El doctor Sundersen y la partera trabajaban compenetrada y fácilmente, y empecé a sentir, a pesar de mi dolor y mi cansancio, que al fin estaba en buenas manos. Entre las contracciones traté de fijar mi mirada en Axel, que estaba junto a Luis, con una expresión de grave preocupación en su adorable rostro. Incluso en esos momentos de agonía pensé que lo quería más que a nada, más incluso que a la vida.
—Ahora —oí que decía la partera por encima del creciente barullo de la habitación—. Ahora saldrá, tiene la cabeza libre.
—Alteza —me dijo el doctor Sundersen—, quiero que os concentréis. Necesito que permanezcáis despierta. Quiero que reunáis todas vuestras fuerzas. Ahora vais a tener que trabajar más duro que en toda vuestra vida. No durará mucho. ¿Vamos a hacer esto juntos?
—Sí —dije, con toda la fuerza y valentía que pude.
Mientras lo decía supe que sería capaz de traer a mi hijo al mundo.
—Apretad contra mi mano —me dijo el doctor— como si estuvierais levantando un alto edificio.
Obedecí, ya no muy consciente de mi dolor, o de las indecorosas aclamaciones y silbidos que se habían alzado en la habitación, o del sofocante calor sin aire. Toda mi concentración, todos mis esfuerzos los dedicaba a apretar contra la fuerte mano del doctor. La partera me apretó con fuerza el vientre con una mano mientras con la otra me sostenía el brazo y me daba ánimos.
Sentí que me introducían un frío pedazo de metal, y después un chorro de líquido cálido fluyendo, más tarde excitados jadeos de los espectadores, algunos de los cuales, me di cuenta, se habían subido a los muebles para contemplar mejor lo que le estaba sucediendo a mi cuerpo.
—Aquí viene. Un poco más de esfuerzo. Alzad un poco más el edificio.
En ese momento, ciertamente, me esforcé como jamás lo había hecho, y maldije como un carretero.
Se produjo una ovación, empezaron a aplaudir, y supe que había nacido mi hijo. Al fin, mi hijo. El heredero del trono. El próximo rey...
De repente, espantosamente, los aplausos se interrumpieron y las ovaciones se convirtieron en quejidos.
El doctor Sundersen estaba sonriendo y sostenía el bebé ensangrentado, arrugado, que no cesaba de llorar, para que yo lo viera.
—Vuestra hija es perfecta, Alteza. Una princesa para Francia.
Me desmayé.
Eso fue ayer. Hoy me estoy recuperando, descansando en mi dormitorio, que todavía está lleno de bandejas de pastas a medio comer y mondas de naranja, cáscaras de cacahuete y viejos periódicos abandonados por Luis y los demás. Mis camareras están demasiado ocupadas contemplando con la boca abierta al bebé y trayéndome regalos y mensajes de felicitación para ponerse a limpiar. Mufti está durmiendo en mi cama y los perrillos corren de acá para allá persiguiéndose y ladrándose frenéticamente cuando los visitantes entran en mi habitación.

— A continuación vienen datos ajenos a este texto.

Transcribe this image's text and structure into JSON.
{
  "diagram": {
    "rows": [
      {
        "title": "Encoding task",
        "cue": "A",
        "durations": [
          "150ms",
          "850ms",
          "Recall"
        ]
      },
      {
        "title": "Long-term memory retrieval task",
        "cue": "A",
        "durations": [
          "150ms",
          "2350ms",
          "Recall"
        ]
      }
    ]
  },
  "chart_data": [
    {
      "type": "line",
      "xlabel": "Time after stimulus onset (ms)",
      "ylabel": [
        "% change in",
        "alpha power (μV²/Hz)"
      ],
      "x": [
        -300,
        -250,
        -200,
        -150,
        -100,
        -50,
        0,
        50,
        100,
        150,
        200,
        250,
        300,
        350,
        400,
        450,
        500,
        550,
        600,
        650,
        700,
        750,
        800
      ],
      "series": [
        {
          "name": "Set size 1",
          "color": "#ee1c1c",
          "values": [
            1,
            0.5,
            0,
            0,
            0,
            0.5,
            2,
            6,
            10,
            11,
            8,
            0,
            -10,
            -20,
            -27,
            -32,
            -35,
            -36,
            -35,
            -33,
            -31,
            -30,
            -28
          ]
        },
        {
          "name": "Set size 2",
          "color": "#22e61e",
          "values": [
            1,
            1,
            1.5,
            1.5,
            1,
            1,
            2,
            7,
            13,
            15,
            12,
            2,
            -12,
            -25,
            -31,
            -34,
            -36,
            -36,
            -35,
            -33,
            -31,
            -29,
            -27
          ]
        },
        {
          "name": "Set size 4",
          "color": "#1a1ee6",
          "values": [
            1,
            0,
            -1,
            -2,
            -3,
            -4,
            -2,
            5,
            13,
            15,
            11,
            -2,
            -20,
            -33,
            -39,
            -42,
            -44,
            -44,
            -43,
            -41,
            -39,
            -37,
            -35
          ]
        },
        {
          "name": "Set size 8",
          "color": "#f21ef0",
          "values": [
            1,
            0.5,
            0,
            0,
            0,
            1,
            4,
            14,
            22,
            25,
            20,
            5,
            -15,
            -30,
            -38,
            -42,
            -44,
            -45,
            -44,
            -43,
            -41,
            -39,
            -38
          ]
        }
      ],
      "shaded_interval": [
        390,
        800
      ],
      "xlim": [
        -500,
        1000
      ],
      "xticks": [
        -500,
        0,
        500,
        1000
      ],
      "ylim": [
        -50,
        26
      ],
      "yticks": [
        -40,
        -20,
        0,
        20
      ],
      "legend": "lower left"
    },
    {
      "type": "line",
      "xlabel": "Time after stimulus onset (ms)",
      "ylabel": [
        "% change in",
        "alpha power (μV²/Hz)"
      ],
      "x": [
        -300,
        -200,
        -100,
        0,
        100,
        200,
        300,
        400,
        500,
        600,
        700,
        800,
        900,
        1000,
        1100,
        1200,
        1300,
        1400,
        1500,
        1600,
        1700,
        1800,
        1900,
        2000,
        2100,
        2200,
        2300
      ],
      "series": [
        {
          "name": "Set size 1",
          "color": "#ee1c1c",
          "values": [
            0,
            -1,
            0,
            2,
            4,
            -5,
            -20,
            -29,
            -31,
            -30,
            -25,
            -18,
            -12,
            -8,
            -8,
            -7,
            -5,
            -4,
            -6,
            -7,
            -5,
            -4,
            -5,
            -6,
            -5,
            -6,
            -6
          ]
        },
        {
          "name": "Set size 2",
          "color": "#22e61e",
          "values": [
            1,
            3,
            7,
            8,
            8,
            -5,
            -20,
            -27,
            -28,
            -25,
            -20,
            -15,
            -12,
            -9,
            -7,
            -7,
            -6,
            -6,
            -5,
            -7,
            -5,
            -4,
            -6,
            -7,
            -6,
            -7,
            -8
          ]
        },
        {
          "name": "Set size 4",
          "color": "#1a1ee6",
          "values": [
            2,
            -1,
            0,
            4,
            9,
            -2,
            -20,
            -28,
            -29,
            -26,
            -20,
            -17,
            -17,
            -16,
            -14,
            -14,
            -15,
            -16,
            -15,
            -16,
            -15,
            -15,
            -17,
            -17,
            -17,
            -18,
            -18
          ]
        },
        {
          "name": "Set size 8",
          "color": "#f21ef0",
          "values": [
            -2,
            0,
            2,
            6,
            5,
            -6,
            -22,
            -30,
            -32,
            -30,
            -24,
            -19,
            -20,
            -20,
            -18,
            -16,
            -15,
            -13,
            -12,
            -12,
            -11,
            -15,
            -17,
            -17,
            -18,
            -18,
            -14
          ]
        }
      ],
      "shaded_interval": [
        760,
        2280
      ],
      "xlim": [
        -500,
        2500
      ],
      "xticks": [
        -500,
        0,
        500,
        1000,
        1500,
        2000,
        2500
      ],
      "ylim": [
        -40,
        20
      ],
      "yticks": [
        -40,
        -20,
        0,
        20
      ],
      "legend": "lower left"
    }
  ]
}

Pero la niña duerme tranquilamente, pequeña, hermosa, ávida de leche cuando se despierta. Es una terrible decepción, por supuesto. Debería haber sido un niño. Soy vista como un fracaso, aunque Luis dice que no debo prestar atención a lo que piensen los demás y que debemos tener la esperanza de tener hijos varones.
No, pienso yo. Nunca más. No pasaré por una experiencia tan terrible nunca más.
Pero mi pequeña, mi María Teresa, la quiero tanto... La quiero mucho más de lo que creía que lo haría. Mi hija, mía, amada y querida. Trataré de ser tan buena madre como mamá lo fue para mí. Pero no la regañaré ni la criticaré tanto como ella.
Axel me ha venido a ver esta tarde. Oficialmente, ha venido para transmitirme las felicitaciones del rey Gustavo de Suecia, y un regalo, una estatua labrada de un ángel de la Navidad con alas doradas y un halo de velas encendidas alrededor de su cabeza.
Había más gente en el dormitorio, de modo que no hemos podido hablar como nos habría gustado. Pero al marcharse, Axel me ha cogido de la mano y me la ha besado, y hemos intercambiado una huidiza mirada en la que estaba concentrado todo nuestro amor.
—Gracias, conde Fersen —he dicho cuando él se ha levantado para irse—, por todo lo que hicisteis ayer por Francia. Vos y el doctor Sundersen me salvasteis la vida.